I don’t know. Maybe I slag off TikTok too much, I don’t even go there. I’ve been thinking a lot lately about curation. I’ve been thinking about how music moving to the internet was all about freeing it from the grip and arbiting of snobby music journalists on TV, radio or in print, who thought they could dictate what music was good and what was not. (Could it be that rock music was genuinely just mediocre and we had 5 decades of circlejerking just promoting a certain kind of music—notably, music that was predominantly white, while historically non-white and especially black-dominated genres of music were written off as lesser art? Absolutely, I would be remiss not to acknowledge that there is certainly a racial element to it: guitar band culture has always been super white, with the rest of us as occasional guests. Social media certainly has broken that down, giving music fans the power power to make up their own minds, and they have spoken!)

Still, I see that in a sea of content that no one person can possibly get through, there returns that old need for curation, and this I certainly know TikTok has. TikTok channels that talk about and recommend music are doing what music journalists did in print with a sampler CD attached, but as a 2 minute video instead. I know rock music fans in particular have always hated when an external piece of media makes a song popular and send over new fans “from” a popular source (see: 2008 Muse fans about people who came through Supermassive Black Hole being in Twilight, and for example people being introduced to goth subculture from the Netflix show Wednesday).

Hating song snippets being in popular tiktok videos is nothing new. But at the end of the day, it is a form of curation in a way too, because it’s almost impossible to “organically” discover something new on social media nowadays. I’d say you certainly could go on a blind Bandcamp deep-dive and actually find really good artists—that’s how I stumbled over Dry Cleaning and Fontaines D.C.: quite blind, on Bandcamp! Live, “in the flesh” (:P) at a music venue is another way to stumble into good music (I’ve found a few good bands this way too). But mostly, you need some curation, some direction these days: even Bandcamp has lists, interviews, features and Bandcamp Radio to point you in a specific direction. Bandcamp made it compulsory for artists to add at least a broad (real) location where they were based, so that fans looking for city and country-wide music scenes would be able to discover other artists from around there. It has worked!
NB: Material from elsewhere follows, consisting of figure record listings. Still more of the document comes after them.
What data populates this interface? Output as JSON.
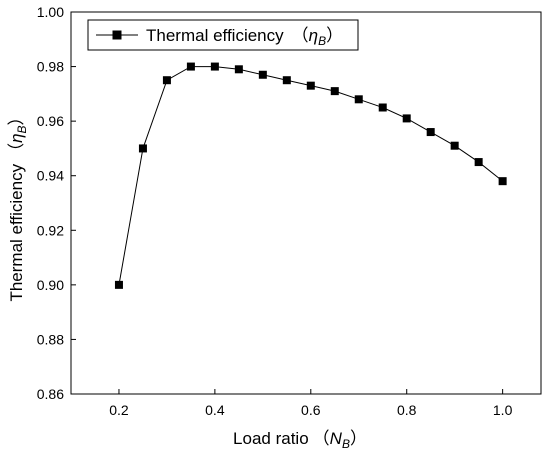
{
  "chart_data": {
    "type": "line",
    "x": [
      0.2,
      0.25,
      0.3,
      0.35,
      0.4,
      0.45,
      0.5,
      0.55,
      0.6,
      0.65,
      0.7,
      0.75,
      0.8,
      0.85,
      0.9,
      0.95,
      1.0
    ],
    "series": [
      {
        "name": "Thermal efficiency",
        "values": [
          0.9,
          0.95,
          0.975,
          0.98,
          0.98,
          0.979,
          0.977,
          0.975,
          0.973,
          0.971,
          0.968,
          0.965,
          0.961,
          0.956,
          0.951,
          0.945,
          0.938
        ]
      }
    ],
    "legend_symbol": "η",
    "legend_symbol_sub": "B",
    "xlabel": "Load ratio",
    "xlabel_symbol": "N",
    "xlabel_symbol_sub": "B",
    "ylabel": "Thermal efficiency",
    "ylabel_symbol": "η",
    "ylabel_symbol_sub": "B",
    "xlim": [
      0.1,
      1.08
    ],
    "ylim": [
      0.86,
      1.0
    ],
    "xticks": [
      0.2,
      0.4,
      0.6,
      0.8,
      1.0
    ],
    "xtick_labels": [
      "0.2",
      "0.4",
      "0.6",
      "0.8",
      "1.0"
    ],
    "yticks": [
      0.86,
      0.88,
      0.9,
      0.92,
      0.94,
      0.96,
      0.98,
      1.0
    ],
    "ytick_labels": [
      "0.86",
      "0.88",
      "0.90",
      "0.92",
      "0.94",
      "0.96",
      "0.98",
      "1.00"
    ],
    "marker": "square",
    "grid": false,
    "legend_position": "top-left",
    "colors": {
      "line": "#000000",
      "marker": "#000000",
      "frame": "#000000"
    }
  }
}
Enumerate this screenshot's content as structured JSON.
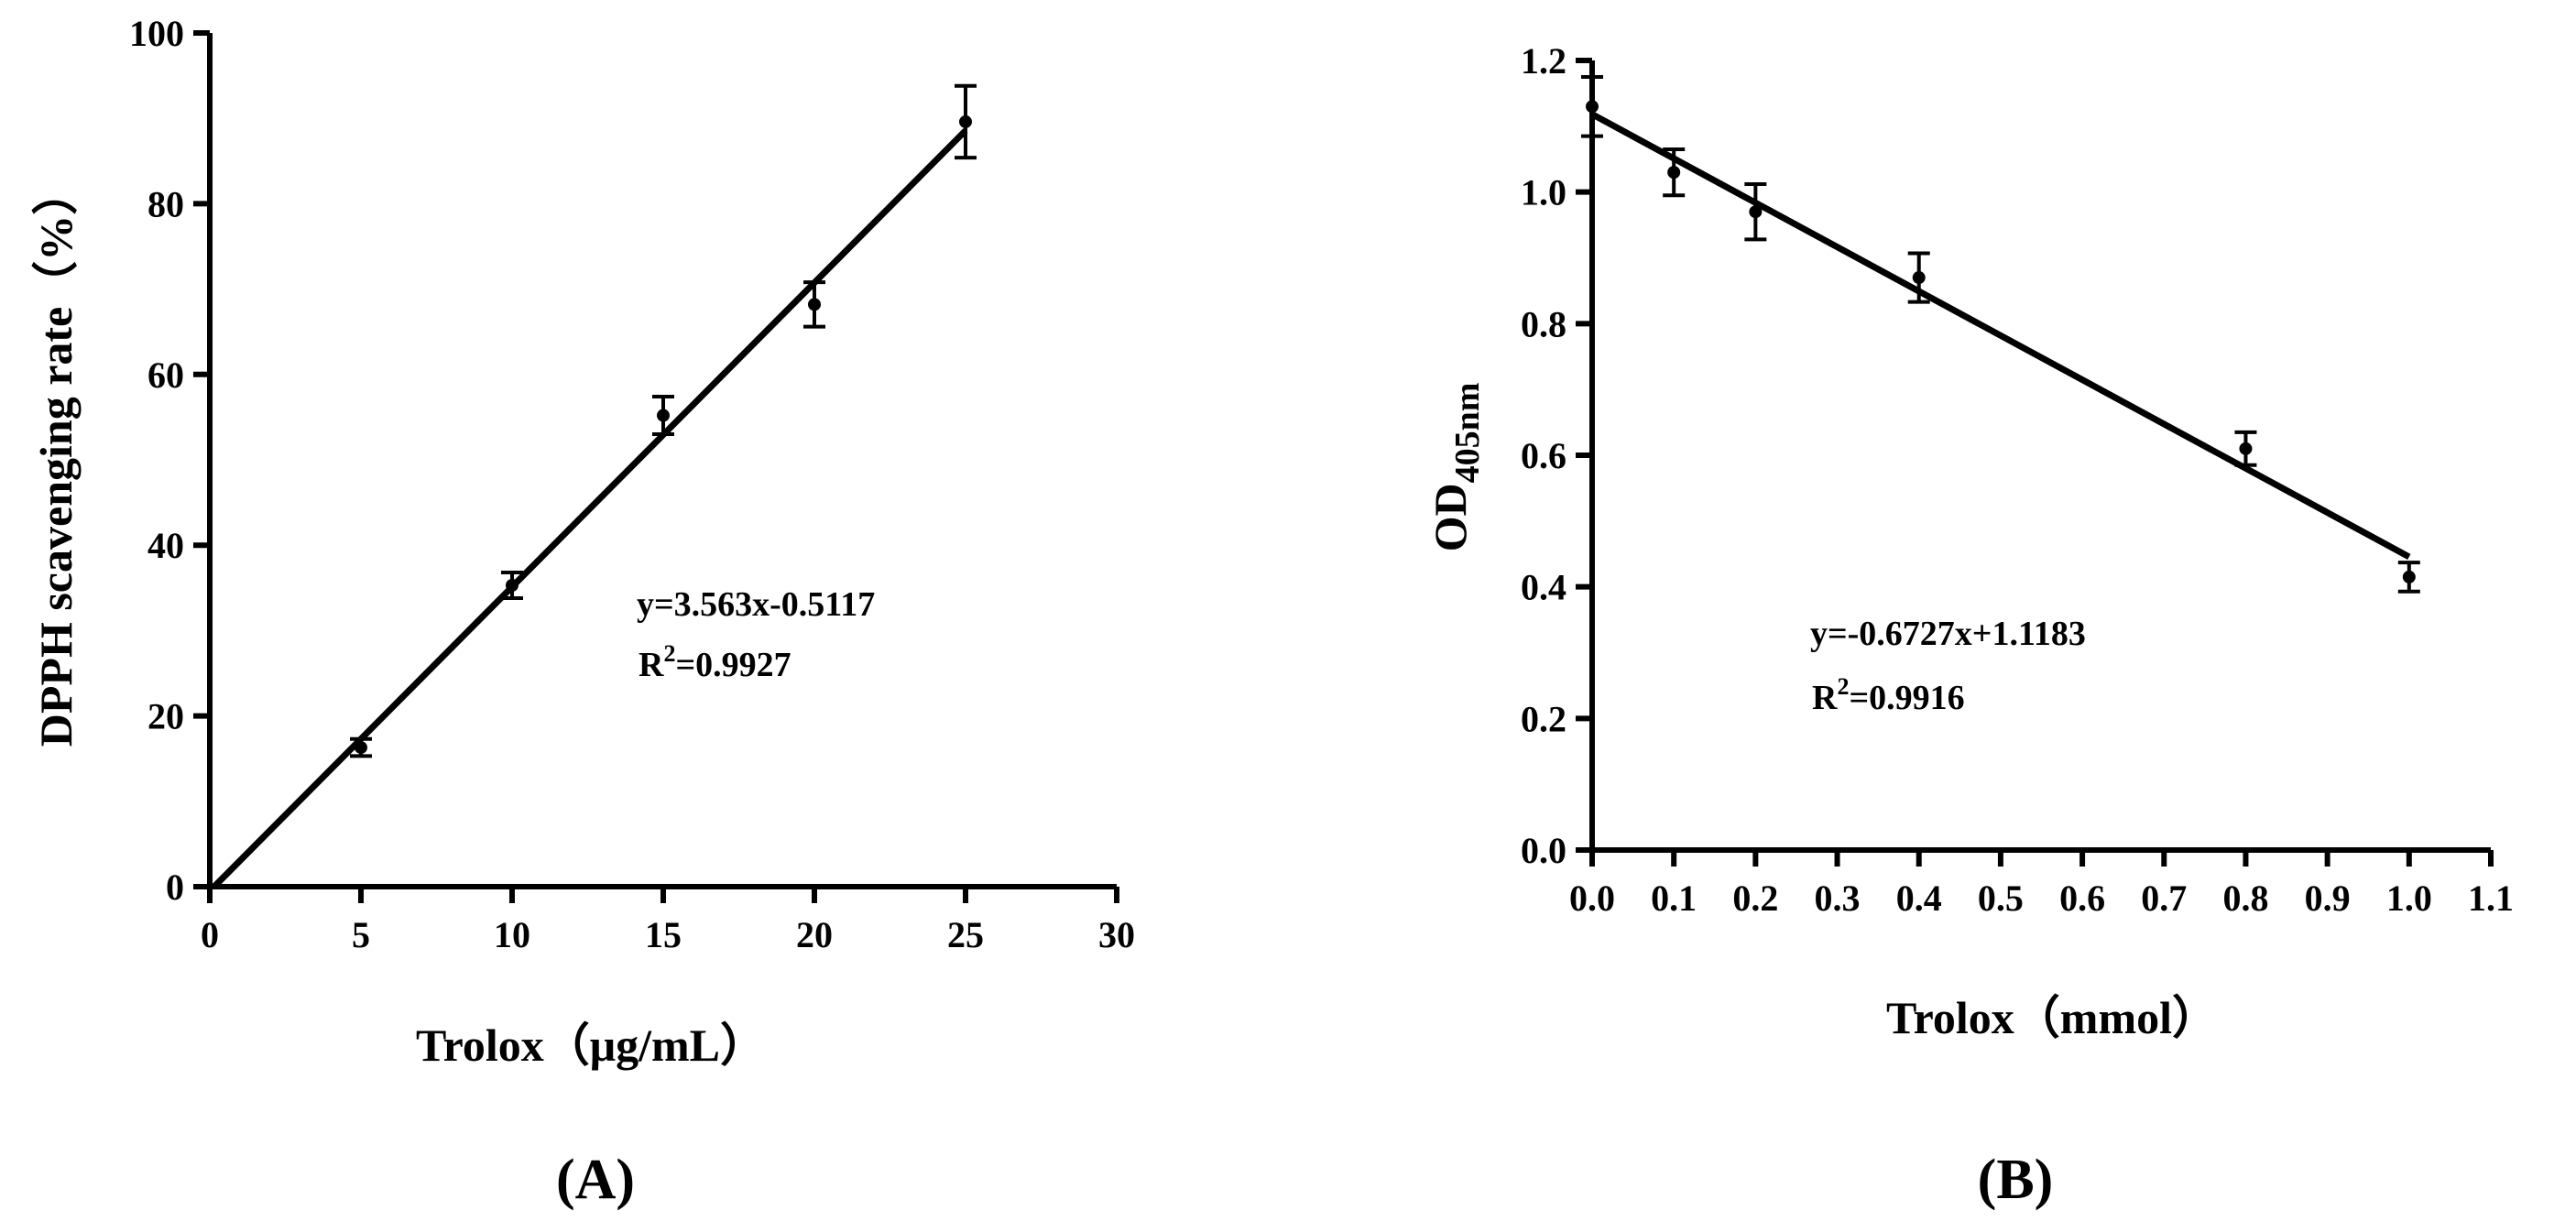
{
  "chart_data": [
    {
      "type": "scatter",
      "panel_label": "(A)",
      "xlabel": "Trolox（μg/mL）",
      "ylabel": "DPPH scavenging rate（%）",
      "xlim": [
        0,
        30
      ],
      "ylim": [
        0,
        100
      ],
      "xticks": [
        "0",
        "5",
        "10",
        "15",
        "20",
        "25",
        "30"
      ],
      "yticks": [
        "0",
        "20",
        "40",
        "60",
        "80",
        "100"
      ],
      "points": [
        {
          "x": 5,
          "y": 16.3,
          "err": 1.0
        },
        {
          "x": 10,
          "y": 35.3,
          "err": 1.5
        },
        {
          "x": 15,
          "y": 55.2,
          "err": 2.2
        },
        {
          "x": 20,
          "y": 68.2,
          "err": 2.6
        },
        {
          "x": 25,
          "y": 89.6,
          "err": 4.2
        }
      ],
      "fit": {
        "slope": 3.563,
        "intercept": -0.5117,
        "x_range": [
          0,
          25
        ]
      },
      "equation": "y=3.563x-0.5117",
      "r2": {
        "base": "R",
        "sup": "2",
        "rest": "=0.9927"
      }
    },
    {
      "type": "scatter",
      "panel_label": "(B)",
      "xlabel": "Trolox（mmol）",
      "ylabel": {
        "main": "OD",
        "sub": "405nm"
      },
      "xlim": [
        0,
        1.1
      ],
      "ylim": [
        0,
        1.2
      ],
      "xticks": [
        "0.0",
        "0.1",
        "0.2",
        "0.3",
        "0.4",
        "0.5",
        "0.6",
        "0.7",
        "0.8",
        "0.9",
        "1.0",
        "1.1"
      ],
      "yticks": [
        "0.0",
        "0.2",
        "0.4",
        "0.6",
        "0.8",
        "1.0",
        "1.2"
      ],
      "points": [
        {
          "x": 0.0,
          "y": 1.13,
          "err": 0.045
        },
        {
          "x": 0.1,
          "y": 1.03,
          "err": 0.035
        },
        {
          "x": 0.2,
          "y": 0.97,
          "err": 0.042
        },
        {
          "x": 0.4,
          "y": 0.87,
          "err": 0.037
        },
        {
          "x": 0.8,
          "y": 0.61,
          "err": 0.025
        },
        {
          "x": 1.0,
          "y": 0.415,
          "err": 0.022
        }
      ],
      "fit": {
        "slope": -0.6727,
        "intercept": 1.1183,
        "x_range": [
          0,
          1.0
        ]
      },
      "equation": "y=-0.6727x+1.1183",
      "r2": {
        "base": "R",
        "sup": "2",
        "rest": "=0.9916"
      }
    }
  ]
}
I wonder if this will lead people back to some older forms of media: magazines, radio? I suppose those have been updated in the form of YouTube/TikTok channels, tweets and podcasts, in some sense.

But Pete Doherty is right. In a different world, one where a musician didn’t have to do the job that 20 separate people would’ve once done: music journo, PR, print & publish, A&R, a billion things in admin; there are plenty of acts today who would’ve been huge if only they’d been able to exist 20 years ago.